Although you can hear a spiritual similarity to Granduciel’s heroes Springsteen and Dylan, you’d be hard-pressed to identify any specific song that’s been plundered. Instead, the template established on 2014’s breakthrough collection Lost in the Dream calls for sure-footed, relentless rhythms underneath drifting, melodic reveries, and song after song occupies the same terrain. Granduciel has somehow managed to create a whole distinctive, seductive soundworld on his own, and assembled a talented group largely capable of recreating it, without becoming predictable or overfamiliar during the course of a two-hour show. Like a stunned bird, the band circle uncertainly around the same areas but never land in the wrong place.

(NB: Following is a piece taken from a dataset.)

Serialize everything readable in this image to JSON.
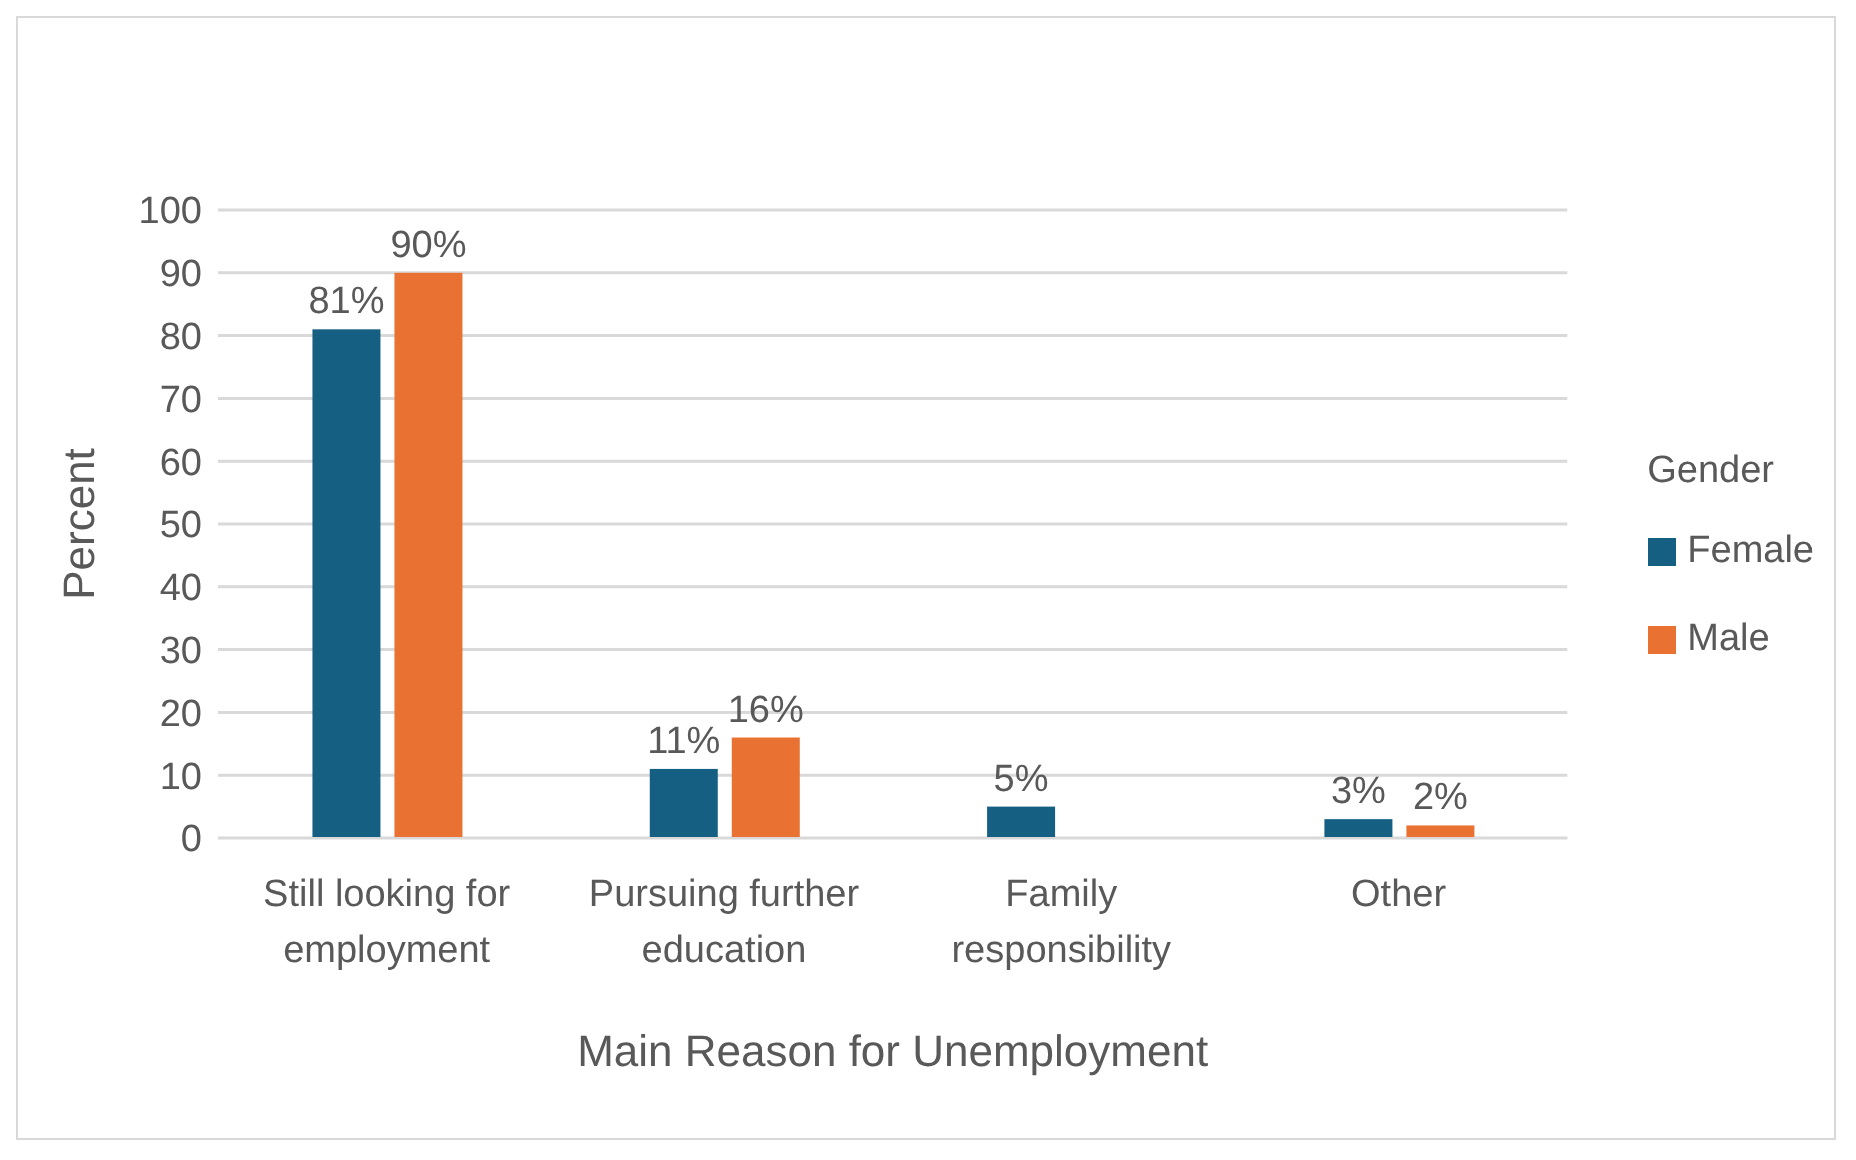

The one exception comes just before the encore. They’ve always struggled to deliver the damaged grandeur of their best song, Red Eyes, on stage, and tonight’s no exception. On record, Granduciel’s vocal falls away halfway through into a series of yelps, keens and half-articulated exhortations, as if the effort of feeling all these emotions is so great that it overwhelms any attempt to form the words to describe them. Live, some of the song’s musical power survives, but it’s rushed and unsatisfactory, the band failing to reproduce the recorded version’s vocal mix that leaves Granduciel gasping for breath as he’s swallowed in the swell of sound. At home, the closing lyric “I can see the darkness coming” seems apocalyptic, but here it sounds like someone’s thinking of turning the light off in a Tesco stockroom.

What really works is the elongation and improvisation that teases out the magnificent surge and ebb of Under the Pressure, or the pocket epic Thinking of a Place, two songs that last nearly half an hour between them. The searing solos of Strangest Thing are also a wildly received diversion. Largely, though, Granduciel eschews huge, memorable riffs or rock star flamboyance – when he introduces the band he is careful to point out that he isn’t the lead guitarist – and although he’s recently abandoned improvised lyric writing in favour of a more grounded technique, the words he sings tonight are still largely gnomic and impressionistic, dealing in broad splashes of emotion.

What matters more than the words is the accumulated feeling; intimacy on a grand scale. It’s hard to see how a band this reticent, this unstarry, could get any bigger or better, but it’ll be fun watching them try.